This widow is knocking on death’s door with one hand and bearing a wreath of victory in the other. The wreath is symbolic of victory over death, or in other words, resurrection.
The sculpture was created in 1875 and is of the widow of Pietro Badaracco. Her clothing shows that the family was wealthy.
The symbols above the door include a compass, an anchor, some books, a globe, and a ship’s helm – revealing that the deceased was a captain of a ship or shipping fleet.
The door-knocker has a winged hourglass on it, symbolic of fleeting time.
These sculptures were carved in 1870 by P. Costa for the Da Passano tomb.
The young woman on the right is rising from an unmade bed. She is dressed in a nightgown and is sick, yet still alive. She is reaching for the hand of another young woman with a gentle pleading petition.
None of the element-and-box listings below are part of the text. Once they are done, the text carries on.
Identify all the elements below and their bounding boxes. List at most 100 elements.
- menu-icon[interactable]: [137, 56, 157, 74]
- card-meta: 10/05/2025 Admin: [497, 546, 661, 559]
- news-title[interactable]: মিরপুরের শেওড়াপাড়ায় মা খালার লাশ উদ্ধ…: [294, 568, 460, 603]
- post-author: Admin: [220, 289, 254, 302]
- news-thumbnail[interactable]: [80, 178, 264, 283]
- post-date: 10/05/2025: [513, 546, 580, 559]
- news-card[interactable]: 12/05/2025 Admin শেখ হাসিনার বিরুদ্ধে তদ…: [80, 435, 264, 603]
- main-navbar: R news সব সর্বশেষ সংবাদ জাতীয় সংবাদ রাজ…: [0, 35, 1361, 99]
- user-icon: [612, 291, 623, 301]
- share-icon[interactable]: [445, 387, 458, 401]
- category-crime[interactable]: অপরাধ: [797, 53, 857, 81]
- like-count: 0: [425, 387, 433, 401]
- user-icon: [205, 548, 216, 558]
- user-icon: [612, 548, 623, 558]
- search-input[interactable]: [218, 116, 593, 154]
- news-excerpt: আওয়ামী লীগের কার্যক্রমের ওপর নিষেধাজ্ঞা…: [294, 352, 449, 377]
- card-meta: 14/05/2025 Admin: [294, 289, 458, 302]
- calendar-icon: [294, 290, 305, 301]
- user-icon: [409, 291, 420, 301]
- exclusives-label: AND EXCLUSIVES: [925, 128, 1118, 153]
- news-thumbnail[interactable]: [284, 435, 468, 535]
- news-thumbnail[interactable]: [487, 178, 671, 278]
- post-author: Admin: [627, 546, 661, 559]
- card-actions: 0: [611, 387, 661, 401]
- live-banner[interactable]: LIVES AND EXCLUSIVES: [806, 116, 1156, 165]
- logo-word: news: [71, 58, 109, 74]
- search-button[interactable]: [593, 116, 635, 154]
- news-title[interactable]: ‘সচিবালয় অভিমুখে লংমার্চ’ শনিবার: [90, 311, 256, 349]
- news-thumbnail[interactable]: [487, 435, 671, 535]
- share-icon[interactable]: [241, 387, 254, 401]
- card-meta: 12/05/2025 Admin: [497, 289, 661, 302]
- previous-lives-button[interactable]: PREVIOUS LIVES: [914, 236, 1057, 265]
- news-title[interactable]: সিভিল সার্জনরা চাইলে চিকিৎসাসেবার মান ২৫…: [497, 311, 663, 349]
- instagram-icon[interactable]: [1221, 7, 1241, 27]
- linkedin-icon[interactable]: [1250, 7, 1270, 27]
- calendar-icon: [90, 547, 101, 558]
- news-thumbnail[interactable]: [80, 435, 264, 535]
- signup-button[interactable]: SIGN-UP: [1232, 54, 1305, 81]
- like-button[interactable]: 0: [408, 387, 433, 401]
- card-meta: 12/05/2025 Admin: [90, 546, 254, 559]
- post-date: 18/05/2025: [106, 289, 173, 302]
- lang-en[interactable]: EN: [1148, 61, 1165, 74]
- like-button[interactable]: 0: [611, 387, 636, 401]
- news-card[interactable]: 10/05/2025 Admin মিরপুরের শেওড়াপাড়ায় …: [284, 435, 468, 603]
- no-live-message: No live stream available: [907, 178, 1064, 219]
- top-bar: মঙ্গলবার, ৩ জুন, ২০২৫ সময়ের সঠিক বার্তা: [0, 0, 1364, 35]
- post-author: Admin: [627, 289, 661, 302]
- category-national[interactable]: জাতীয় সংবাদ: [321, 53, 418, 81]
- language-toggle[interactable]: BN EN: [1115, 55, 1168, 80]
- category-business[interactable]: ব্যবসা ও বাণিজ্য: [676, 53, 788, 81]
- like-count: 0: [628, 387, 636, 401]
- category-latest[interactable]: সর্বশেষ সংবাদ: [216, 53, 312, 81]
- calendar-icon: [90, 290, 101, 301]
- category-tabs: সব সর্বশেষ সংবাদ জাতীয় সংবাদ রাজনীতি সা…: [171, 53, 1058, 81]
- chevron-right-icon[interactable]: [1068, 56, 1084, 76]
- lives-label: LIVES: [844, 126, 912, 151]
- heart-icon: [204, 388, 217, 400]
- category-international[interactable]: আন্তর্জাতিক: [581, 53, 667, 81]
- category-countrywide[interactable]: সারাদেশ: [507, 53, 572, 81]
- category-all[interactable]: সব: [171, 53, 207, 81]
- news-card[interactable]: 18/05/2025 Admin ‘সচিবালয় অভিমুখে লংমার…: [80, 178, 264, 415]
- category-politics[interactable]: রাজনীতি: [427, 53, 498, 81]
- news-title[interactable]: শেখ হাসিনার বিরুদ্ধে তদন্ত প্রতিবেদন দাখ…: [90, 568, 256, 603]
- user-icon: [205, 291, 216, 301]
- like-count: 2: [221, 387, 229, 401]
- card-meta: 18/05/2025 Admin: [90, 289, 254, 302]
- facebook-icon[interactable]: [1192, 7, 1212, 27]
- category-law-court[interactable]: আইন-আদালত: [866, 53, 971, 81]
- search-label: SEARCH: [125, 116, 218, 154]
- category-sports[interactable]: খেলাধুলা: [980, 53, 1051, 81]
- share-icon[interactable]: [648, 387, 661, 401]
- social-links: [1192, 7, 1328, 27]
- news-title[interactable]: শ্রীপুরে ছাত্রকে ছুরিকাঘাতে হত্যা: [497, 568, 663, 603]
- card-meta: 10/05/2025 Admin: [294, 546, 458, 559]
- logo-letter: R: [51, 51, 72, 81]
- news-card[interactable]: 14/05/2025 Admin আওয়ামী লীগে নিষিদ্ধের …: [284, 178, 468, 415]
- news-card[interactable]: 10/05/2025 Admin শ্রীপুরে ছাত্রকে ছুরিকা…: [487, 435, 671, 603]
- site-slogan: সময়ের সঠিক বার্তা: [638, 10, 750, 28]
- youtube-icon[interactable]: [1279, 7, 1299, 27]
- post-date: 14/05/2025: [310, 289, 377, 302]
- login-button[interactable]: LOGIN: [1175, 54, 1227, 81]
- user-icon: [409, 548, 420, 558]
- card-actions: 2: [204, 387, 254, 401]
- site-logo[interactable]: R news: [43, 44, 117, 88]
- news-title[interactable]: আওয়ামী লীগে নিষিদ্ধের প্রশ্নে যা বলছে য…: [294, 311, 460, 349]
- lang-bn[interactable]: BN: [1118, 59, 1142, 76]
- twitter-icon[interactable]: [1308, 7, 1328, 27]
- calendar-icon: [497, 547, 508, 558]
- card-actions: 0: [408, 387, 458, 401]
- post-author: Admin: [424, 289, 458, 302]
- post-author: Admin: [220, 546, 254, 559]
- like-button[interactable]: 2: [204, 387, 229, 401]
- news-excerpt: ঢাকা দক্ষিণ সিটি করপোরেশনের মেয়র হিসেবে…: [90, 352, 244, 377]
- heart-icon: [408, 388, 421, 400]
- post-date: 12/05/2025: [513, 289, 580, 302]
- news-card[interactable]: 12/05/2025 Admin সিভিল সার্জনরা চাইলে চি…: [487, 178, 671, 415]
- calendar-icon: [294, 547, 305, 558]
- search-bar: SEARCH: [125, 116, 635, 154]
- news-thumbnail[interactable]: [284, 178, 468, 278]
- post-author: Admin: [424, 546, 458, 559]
The figure on the left is an angel, coming to take her to heaven. The angel holds a cross and motions to the heavens. She wears a flowering crown, a symbol of victory over death.
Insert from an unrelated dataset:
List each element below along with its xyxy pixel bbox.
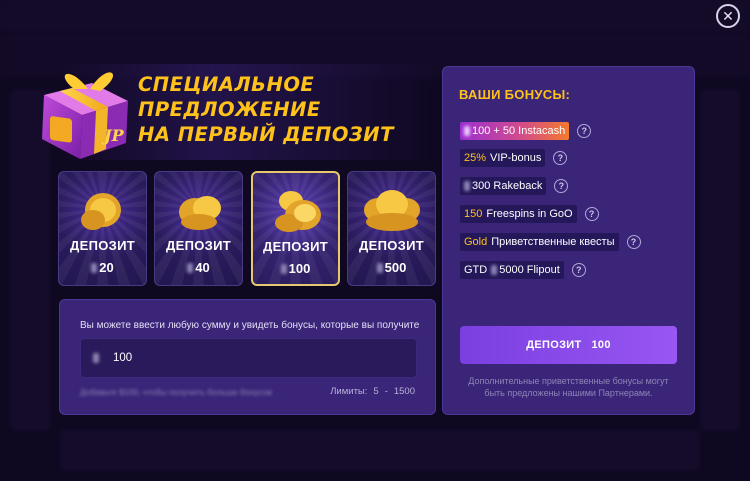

This sculpture is particularly poignant since it was created for a young lady who died right before her wedding. She is young and begging for a little more time on earth.
This nautical sculpture was created by Giovanni Scanzi in 1886 for the family of Giacomo Carpaneto, a talented and skilled merchant.
The fragile little boat tossed about on a stormy sea is symbolic of life’s journey. Life brings unexpected gusts of wind, currents, and undertows that can throw us off course.
A youthful winged angel lowers the sails, signifying that the passengers have come to the end of their journey. His face is peaceful as he brings the boat into a safe harbor.
There is a section of the Staglieno Cemetery that is reserved for the wealthy bourgeoisie – the richest of the rich. So how is it that an illiterate nut-seller has a lovely monument there?
Caterina Campodonico (1804 – 1881) was an independent woman who traveled from city to city selling her reste (translated as hazelnuts, chestnuts, or peanuts) necklaces made of nuts and homemade bread.
As the story goes, her family thought she was too independent for her own good – at a time when women did not own or run their own businesses – and she often felt judged by them. But she toiled away year after year.
By the age of 76, Caterina was feeling the effects of aging and fell ill. As death seemed inevitable, Caterina’s family members began arguing about how they would distribute her wealth after she died.
Caterina overheard this but surprised them all by recovering from her illness. Then – true to her independent nature – she determined that she would not leave her hard-earned money to any of them. Rather, she would commission the most prominent sculptor of the time to create a gravesite monument for herself.
Caterina asked the sculptor to carve the finest of clothing on her marble statue – the type of clothing she had never been able to wear in life.
And, like the entrepreneurs and hawkers of her day, she asked that a symbol of her means to wealth be carved as well. In her case, it was circular twists of bread and chains of hazelnut necklaces.
Her hands show the reality of her hard life. They are rough and worn from years of hard work.
Caterina’s epitaph was written by a fine poet and while it sounded better in Italian, it is still a fine tribute in English:
“By selling necklaces of nuts and sweets at the Sanctuaries of Acquasanta, Garbo and St. Cipriasso, defying wind, sun, and water coming down in buckets, in order to provide an honest loaf for my old age; among the little money laid by myself to the furthest ends of time, with this monument, which I Caterina Campodonico (called the Peasant) an authentic inhabitant of Portoria, have erected while still alive. 1881.
Oh, you who pass close to this, my tomb, if you will, pray for my peace.”
Yes, she had it erected while she was still alive! And it is said that in the months before she died, she delighted in standing next to it – in her peasant’s clothes – to listen to the reactions of visitors when they saw her likeness looking like a princess.